In Case You Need to be Rescued...
Everyone who travels in the backcountry should be fully prepared. You should plan to self-rescue if possible. If not...
Calling for Help
Dial 9-1-1 from a pay or cell phone - remember that cell phone coverage is limited in many backcountry locations.
Tell the dispatcher that you have an emergency in the park you are in.
- If you are in Kananaskis Country, the dispatcher will then transfer you to the Kananaskis Emergency Services Centre.
- While in Kananaskis Country, dialing 9-1-1 on a satellite phone may transfer you to an emergency centre unfamiliar with Kananaskis Country - if you're using a satellite phone, call the local emergency number instead (403-591-7767).
Emergency dispatch will ask you questions to better understand:
- the exact location of the emergency;
- the nature of the accident and the seriousness of any injuries;
- your name and call back number;
- and when the accident occurred.
Signalling a Helicopter
On occasion, a helicopter may be used for backcountry rescue.

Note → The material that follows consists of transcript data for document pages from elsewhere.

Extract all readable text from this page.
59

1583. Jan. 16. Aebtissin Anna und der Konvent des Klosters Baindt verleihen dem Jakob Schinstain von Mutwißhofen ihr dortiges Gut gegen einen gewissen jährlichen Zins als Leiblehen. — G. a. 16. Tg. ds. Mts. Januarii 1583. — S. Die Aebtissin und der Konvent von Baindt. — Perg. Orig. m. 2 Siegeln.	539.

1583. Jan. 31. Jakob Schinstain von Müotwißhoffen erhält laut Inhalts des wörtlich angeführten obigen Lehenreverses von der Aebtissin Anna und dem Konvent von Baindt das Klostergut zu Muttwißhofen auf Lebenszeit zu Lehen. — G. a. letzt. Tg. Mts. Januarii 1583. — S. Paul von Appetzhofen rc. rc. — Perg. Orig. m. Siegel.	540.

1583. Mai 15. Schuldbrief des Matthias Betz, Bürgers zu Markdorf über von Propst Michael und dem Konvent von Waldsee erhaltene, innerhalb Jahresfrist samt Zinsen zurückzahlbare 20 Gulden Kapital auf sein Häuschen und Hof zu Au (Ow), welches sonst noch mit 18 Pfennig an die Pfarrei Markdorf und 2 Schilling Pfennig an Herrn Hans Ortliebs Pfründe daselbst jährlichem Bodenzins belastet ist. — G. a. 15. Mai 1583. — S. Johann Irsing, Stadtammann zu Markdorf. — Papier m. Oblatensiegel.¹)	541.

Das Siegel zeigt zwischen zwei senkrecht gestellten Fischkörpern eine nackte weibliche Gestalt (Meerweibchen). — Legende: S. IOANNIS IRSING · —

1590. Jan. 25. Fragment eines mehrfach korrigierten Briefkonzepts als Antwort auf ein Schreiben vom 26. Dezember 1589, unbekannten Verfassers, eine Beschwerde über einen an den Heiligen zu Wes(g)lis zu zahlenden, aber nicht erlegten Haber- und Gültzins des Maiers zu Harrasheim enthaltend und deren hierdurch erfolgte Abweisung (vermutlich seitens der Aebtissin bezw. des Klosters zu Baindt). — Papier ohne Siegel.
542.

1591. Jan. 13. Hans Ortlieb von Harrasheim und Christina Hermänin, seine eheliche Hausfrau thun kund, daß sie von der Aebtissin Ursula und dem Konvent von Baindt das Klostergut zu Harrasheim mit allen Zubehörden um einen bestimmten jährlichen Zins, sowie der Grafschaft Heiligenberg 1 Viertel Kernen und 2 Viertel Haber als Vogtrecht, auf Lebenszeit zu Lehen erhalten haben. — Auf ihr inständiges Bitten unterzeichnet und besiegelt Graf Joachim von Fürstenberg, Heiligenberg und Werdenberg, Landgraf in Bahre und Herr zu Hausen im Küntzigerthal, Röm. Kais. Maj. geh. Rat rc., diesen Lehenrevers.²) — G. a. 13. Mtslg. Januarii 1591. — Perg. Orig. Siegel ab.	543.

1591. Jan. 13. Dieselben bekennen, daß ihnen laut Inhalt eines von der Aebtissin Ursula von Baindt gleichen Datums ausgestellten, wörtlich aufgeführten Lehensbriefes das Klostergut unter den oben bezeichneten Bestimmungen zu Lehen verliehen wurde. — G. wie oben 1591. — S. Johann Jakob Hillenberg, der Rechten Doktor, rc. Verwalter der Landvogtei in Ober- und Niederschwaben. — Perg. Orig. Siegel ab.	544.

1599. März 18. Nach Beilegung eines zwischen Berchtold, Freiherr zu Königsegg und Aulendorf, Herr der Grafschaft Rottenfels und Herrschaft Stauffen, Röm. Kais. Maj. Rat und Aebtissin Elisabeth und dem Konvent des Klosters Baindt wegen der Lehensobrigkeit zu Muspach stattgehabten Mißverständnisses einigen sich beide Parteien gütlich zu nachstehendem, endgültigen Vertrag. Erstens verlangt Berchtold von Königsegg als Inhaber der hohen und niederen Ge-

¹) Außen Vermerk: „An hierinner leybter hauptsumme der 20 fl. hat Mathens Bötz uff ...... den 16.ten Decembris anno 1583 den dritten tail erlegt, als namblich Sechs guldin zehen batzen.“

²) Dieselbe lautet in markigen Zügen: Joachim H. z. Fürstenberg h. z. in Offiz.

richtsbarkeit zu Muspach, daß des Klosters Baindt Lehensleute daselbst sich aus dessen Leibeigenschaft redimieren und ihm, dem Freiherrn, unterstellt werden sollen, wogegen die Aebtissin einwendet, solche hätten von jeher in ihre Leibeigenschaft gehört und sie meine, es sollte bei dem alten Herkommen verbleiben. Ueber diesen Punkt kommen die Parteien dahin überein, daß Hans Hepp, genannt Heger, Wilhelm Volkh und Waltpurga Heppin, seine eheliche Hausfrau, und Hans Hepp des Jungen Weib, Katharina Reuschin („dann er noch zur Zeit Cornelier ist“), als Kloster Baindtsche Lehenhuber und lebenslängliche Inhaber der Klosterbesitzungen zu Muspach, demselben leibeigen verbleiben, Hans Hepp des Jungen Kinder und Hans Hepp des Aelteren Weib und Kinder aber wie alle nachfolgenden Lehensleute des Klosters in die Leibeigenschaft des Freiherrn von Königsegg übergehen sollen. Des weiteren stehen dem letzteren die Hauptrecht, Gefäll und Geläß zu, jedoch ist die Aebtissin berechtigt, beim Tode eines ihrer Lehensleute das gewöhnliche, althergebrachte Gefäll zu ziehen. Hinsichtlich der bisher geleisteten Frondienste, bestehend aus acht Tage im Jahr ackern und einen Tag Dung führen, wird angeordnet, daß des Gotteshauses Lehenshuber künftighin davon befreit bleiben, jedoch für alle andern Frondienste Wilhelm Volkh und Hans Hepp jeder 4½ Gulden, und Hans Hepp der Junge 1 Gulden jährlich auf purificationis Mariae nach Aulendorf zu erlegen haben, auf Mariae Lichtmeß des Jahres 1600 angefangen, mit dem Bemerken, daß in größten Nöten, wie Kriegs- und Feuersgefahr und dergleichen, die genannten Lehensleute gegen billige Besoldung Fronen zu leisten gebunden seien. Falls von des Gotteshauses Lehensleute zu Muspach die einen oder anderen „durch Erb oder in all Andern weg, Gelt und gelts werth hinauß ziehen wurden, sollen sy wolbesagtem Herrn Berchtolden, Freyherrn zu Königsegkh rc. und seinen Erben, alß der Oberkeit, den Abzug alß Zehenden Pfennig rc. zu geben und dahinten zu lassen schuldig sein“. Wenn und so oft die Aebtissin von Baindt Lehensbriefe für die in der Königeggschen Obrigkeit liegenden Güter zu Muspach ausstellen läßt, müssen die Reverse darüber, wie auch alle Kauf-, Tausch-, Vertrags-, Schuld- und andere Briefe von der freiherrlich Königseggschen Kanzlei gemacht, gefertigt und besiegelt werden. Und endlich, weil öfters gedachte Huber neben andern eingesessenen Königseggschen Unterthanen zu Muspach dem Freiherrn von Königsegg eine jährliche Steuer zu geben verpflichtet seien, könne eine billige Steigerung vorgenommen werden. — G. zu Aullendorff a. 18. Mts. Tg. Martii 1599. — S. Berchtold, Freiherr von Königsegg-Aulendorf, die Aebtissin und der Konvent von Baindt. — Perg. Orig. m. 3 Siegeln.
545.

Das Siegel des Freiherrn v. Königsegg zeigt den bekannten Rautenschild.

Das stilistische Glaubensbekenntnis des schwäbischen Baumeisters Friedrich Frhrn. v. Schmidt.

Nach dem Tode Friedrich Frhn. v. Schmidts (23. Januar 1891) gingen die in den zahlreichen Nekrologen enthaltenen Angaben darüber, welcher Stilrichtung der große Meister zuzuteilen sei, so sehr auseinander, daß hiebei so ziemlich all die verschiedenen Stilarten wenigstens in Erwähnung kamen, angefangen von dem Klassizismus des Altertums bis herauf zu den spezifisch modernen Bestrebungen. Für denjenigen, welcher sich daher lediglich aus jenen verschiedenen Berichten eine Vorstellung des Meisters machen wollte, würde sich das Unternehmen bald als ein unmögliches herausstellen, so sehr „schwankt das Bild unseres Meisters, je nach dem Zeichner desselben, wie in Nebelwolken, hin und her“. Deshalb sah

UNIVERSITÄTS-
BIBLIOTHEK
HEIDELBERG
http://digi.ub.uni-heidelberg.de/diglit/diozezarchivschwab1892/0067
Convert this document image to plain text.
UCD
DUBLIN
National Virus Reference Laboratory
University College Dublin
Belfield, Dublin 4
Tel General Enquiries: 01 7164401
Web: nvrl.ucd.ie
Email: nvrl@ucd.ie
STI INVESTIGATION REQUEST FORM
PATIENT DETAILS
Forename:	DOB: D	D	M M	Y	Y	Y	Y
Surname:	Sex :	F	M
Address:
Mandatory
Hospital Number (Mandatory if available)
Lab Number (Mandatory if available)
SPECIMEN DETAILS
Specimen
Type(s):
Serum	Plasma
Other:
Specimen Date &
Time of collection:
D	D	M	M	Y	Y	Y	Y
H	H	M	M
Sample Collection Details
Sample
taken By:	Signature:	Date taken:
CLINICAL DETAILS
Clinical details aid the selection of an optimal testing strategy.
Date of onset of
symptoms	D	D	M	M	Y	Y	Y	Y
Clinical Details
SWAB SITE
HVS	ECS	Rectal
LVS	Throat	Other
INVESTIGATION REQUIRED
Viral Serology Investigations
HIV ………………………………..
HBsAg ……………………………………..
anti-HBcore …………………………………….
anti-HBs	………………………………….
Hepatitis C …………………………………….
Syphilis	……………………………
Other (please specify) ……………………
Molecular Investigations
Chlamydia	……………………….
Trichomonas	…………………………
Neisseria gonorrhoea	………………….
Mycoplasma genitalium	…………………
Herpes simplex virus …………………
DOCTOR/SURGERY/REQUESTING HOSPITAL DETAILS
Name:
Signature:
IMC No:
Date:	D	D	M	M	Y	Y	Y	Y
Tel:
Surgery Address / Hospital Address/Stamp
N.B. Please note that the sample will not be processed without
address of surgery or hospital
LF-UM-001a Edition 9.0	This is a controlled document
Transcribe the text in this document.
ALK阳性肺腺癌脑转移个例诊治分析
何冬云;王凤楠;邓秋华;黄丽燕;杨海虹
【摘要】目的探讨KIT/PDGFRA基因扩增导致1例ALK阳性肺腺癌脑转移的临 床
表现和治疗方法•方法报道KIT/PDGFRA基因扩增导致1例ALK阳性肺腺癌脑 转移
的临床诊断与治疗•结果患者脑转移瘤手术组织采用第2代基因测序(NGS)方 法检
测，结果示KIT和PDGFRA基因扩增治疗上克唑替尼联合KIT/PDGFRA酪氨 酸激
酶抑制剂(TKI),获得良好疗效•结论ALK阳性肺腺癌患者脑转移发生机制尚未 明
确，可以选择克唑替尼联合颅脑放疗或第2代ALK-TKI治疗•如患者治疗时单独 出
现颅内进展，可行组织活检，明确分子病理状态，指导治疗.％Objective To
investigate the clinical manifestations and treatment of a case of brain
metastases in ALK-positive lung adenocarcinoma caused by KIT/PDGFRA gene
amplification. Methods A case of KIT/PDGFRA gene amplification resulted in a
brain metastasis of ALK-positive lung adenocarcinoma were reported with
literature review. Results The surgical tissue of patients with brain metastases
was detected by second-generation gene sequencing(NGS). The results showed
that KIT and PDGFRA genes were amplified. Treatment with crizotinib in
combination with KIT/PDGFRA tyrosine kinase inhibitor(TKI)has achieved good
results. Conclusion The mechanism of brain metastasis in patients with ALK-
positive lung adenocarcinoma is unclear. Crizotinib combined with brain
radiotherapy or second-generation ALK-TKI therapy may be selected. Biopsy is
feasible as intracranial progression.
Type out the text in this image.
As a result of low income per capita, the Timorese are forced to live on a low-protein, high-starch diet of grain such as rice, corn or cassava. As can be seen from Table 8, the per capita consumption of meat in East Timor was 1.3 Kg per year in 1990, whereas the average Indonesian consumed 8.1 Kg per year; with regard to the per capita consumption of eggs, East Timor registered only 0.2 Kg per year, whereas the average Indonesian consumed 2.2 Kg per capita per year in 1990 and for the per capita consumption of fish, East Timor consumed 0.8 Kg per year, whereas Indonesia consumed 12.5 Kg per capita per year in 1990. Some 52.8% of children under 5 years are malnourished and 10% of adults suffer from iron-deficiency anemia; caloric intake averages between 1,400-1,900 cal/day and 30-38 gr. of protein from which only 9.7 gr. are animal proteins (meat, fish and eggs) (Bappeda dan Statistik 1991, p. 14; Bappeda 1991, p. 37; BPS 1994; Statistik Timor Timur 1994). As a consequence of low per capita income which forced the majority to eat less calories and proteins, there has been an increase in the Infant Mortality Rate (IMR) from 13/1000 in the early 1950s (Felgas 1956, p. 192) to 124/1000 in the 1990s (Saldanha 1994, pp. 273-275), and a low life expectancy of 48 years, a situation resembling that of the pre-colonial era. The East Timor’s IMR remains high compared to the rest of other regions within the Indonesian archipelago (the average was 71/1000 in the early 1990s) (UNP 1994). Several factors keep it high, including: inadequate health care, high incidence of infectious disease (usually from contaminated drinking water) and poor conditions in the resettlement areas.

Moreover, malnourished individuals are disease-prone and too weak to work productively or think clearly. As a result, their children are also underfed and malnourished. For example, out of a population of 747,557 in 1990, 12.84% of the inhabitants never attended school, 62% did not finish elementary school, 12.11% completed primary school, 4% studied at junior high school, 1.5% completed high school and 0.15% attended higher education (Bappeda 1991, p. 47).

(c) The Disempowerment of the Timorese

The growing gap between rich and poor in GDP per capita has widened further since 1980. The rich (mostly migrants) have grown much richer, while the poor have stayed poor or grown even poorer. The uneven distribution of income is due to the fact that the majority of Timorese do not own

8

To reduce confusion when a helicopter approaches, the person on the ground with a satellite phone or cell phone should remain on the line with dispatch.
Rescue staff in the helicopter are not able to communicate with people on the ground.
- It is imperative that you use standard visual signals to help communicate.
- Although dispatchers will coach you on how to make these signals, knowing them before you head into the backcountry is preferable.